October 2011
8 posts
And this led to David Freese and the Cardinals’ last hope. Soon, as announcers like to say, he was down to his last strike, and then he hit a 98-mph fastball hard to right field. And the beauty of it was that in the instant after the ball was hit, it had a chance to be anything. He had obviously hit it well — the ball cracked off the bat — but there was no telling how well. It had a chance to be a home run. It had a chance to be an out. I have written before that there is nothing in sports like the successful Hail Mary pass in football, and the main reason I think that is that no two Hail Mary passes are alike. Sometimes they deflect from one receiver to another. Sometimes they bounce off the defenders’ hands and back to a waiting receiver. Sometimes the pass just drops into a pile and sticks in a receiver’s hands.

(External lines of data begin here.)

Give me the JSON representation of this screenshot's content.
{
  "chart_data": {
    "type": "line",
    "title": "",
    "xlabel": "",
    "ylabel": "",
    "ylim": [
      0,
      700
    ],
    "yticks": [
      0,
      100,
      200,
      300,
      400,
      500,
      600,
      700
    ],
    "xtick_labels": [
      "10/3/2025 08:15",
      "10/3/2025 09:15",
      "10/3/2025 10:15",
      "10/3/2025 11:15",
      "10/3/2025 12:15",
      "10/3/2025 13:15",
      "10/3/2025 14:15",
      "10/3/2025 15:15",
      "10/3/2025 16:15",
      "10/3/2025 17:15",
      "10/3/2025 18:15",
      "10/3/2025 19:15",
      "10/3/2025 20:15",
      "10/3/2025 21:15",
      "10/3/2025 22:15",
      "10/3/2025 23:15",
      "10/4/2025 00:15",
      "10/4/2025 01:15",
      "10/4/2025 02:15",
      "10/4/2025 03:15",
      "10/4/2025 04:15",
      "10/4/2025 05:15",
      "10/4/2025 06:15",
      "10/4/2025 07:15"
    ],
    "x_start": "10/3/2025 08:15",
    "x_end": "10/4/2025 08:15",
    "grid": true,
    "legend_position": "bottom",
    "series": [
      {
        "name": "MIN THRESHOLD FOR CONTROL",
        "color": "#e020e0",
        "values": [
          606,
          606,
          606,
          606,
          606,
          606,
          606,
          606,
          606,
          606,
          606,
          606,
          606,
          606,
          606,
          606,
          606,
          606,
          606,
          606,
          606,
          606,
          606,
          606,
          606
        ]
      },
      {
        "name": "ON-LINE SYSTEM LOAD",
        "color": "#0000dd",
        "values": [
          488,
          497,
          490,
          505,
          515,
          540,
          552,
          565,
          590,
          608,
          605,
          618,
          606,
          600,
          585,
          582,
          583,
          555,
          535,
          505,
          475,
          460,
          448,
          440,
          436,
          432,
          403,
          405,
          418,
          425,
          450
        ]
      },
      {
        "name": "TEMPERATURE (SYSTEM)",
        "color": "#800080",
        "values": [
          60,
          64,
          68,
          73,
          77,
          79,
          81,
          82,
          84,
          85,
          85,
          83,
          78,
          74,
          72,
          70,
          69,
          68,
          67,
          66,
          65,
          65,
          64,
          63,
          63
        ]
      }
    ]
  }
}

Really, there are countless geometrical possibilities. Baseball doesn’t usually have that kind of geometry. Home runs are home runs. Singles are singles. Pop-outs are pop-outs.
But Freese’s fly was something like a Hail Mary, there was just no telling how it would end while the ball was in the air. Cruz went back on it with the cautious nature of an outfielder who is about to make a catch. This is the thing that baseball people have told me and I have told countless people — watch the outfielder. They will usually tell you the story. Cruz seemed ready to catch the ball. But this time Cruz’s apparent calm was an illusion — he had misread the wall. He thought he was a lot closer to it. I have seen the replay a dozen times now, and it seems to me that he could have caught that ball, should have caught that ball, that the wall and the moment conquered him. He leaped for the ball, but awkwardly and meagerly, like someone descending stairs in the dark who doesn’t realize that there is one more step. The ball crashed off the wall, bounced by him, and the Cardinals scored two runs to tie the game and the St. Louis crowd transformed into a jet engine.